What is the difference between Canon's black inks?

  • My Canon MP560 printer requires one PGI-220BK black cartridge and one CLI-221BK black cartridge (which is a part of a CMYK bunch). What is the difference between the two?

  • jrista

    jrista Correct answer

    10 years ago

    The difference is in the kind of ink particle...the dye or pigment. In your case, PGI-* are pigment inks, and CLI-* are dye (ChromaLife 100 year) inks.

    Dye inks use dye particles, which are soluble substances. Dye particles tend to be smaller than pigments, lay flatter on the surface of papers, and are often a bit more vibrant in the way they reflect light (which can actually be a detriment, rather than a bonus, when trying to print color-accurate photos.) Dye inks tend to do quite well on glossy papers and do not usually exhibit gloss differential. Dyes, as they are soluble, tend to have shorter lifetimes.

    Pigment inks use pigment particles, which are insoluble substances simply suspended in solution. Pigment particles are larger, and can often lay unevenly on paper. Pigment inks can also exhibit certain effects such as metamerism, bronzing and gloss differential, however these days pigment inks are highly advanced, and such problems are mitigated to their minimums. Pigments also tend to be more controllable than dyes, and an extensive range of pigment inks is available for high quality pigment-based ink jet printers. Gamut and overall color quality that can be achieved by full pigment ink printers is second to none these days. Pigments, being non-soluble (and given their significant technological advances over the recent years), tend to have significantly longer lifetimes than dye inks.

    The particular printer you have is not really known as a high quality photographic printer in the grand scheme of things. It probably has a pigment black ink to improve the permanence of text printouts, and possibly to support matte papers better (which have a tendency to absorb dye inks a bit too much, washing out the color.) The dye is probably used to support gloss better, as pigment ink usually causes a gloss differential...if pigment black is used on gloss with the dye colors, it usually leaves quite noticeable gloss differential for all the black (text, lines, etc.)

    Thanks for the thorough explanation.

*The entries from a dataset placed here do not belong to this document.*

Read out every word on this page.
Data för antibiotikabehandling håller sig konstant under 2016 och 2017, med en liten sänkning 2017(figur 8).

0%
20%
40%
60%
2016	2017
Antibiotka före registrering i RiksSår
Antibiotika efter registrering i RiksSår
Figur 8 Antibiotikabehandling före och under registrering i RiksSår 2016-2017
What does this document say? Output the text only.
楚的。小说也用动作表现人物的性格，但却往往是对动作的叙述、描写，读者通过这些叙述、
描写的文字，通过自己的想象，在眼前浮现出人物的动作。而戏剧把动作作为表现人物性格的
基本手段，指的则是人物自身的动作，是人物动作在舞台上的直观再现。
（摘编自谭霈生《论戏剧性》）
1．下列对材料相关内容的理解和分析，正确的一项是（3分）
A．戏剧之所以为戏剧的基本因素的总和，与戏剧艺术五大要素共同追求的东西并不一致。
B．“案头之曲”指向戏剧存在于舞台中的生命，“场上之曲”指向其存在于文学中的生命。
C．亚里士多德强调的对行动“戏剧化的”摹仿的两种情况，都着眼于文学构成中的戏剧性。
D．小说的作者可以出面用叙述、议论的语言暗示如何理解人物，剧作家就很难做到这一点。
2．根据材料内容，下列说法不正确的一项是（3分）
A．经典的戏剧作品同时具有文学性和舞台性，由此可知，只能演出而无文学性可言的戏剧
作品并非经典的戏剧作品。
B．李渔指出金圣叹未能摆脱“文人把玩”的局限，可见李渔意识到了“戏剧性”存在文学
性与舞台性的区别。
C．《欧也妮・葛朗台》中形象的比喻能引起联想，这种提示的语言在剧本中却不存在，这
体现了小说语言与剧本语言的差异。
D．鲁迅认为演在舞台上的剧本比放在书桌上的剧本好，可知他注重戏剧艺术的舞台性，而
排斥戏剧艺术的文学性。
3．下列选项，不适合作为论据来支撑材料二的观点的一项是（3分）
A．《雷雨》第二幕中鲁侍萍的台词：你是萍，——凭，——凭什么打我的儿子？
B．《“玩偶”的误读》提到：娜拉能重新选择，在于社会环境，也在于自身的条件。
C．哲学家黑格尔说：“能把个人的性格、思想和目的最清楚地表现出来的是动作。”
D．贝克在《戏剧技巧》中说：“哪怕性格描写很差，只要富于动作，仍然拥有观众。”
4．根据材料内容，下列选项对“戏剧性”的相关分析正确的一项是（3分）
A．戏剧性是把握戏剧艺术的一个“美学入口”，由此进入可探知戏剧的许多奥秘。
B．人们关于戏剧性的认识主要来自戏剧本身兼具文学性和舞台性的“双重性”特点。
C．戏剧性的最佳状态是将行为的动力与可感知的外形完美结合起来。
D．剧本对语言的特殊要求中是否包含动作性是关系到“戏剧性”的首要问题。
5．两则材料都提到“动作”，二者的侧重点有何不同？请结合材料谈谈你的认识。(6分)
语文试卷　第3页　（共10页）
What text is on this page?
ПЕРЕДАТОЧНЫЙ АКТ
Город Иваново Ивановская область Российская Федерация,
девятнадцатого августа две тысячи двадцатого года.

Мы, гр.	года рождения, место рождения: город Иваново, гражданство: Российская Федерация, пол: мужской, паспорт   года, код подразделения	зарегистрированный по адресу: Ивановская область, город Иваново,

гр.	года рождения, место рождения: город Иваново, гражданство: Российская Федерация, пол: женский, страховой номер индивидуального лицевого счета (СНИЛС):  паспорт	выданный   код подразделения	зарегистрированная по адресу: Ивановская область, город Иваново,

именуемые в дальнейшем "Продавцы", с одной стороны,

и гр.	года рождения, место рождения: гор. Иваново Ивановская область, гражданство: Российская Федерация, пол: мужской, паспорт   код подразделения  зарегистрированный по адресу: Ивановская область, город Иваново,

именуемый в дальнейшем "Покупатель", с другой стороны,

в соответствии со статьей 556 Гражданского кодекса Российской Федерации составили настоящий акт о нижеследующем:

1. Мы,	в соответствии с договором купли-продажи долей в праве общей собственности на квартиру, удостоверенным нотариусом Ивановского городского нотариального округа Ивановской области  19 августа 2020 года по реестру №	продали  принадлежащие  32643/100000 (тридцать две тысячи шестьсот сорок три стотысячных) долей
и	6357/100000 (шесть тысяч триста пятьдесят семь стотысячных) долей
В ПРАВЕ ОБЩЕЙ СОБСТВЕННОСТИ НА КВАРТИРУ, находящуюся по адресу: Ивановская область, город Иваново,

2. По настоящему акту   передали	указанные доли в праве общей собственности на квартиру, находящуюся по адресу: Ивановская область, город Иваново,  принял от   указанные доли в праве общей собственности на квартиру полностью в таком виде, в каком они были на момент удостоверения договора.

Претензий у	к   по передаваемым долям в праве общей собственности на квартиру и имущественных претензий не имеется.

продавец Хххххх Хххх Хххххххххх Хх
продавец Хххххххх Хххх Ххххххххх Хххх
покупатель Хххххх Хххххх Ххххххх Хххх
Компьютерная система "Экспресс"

As my printer driver does not let me directly choose the ink used, I guess the choice is made based on the basic settings of 'document' or 'photo' and the choice of paper.

    @ysap: It should be selected by media type. I have a Canon iP4500 which also uses both dye and pigment black inks. I believe that selecting a matte paper uses pigment ink, and glossy paper uses dye ink. Generally, you shouldn't worry about it...the printer will use the most appropriate ink automatically, so long as you choose the right settings for the kind of paper you are printing on.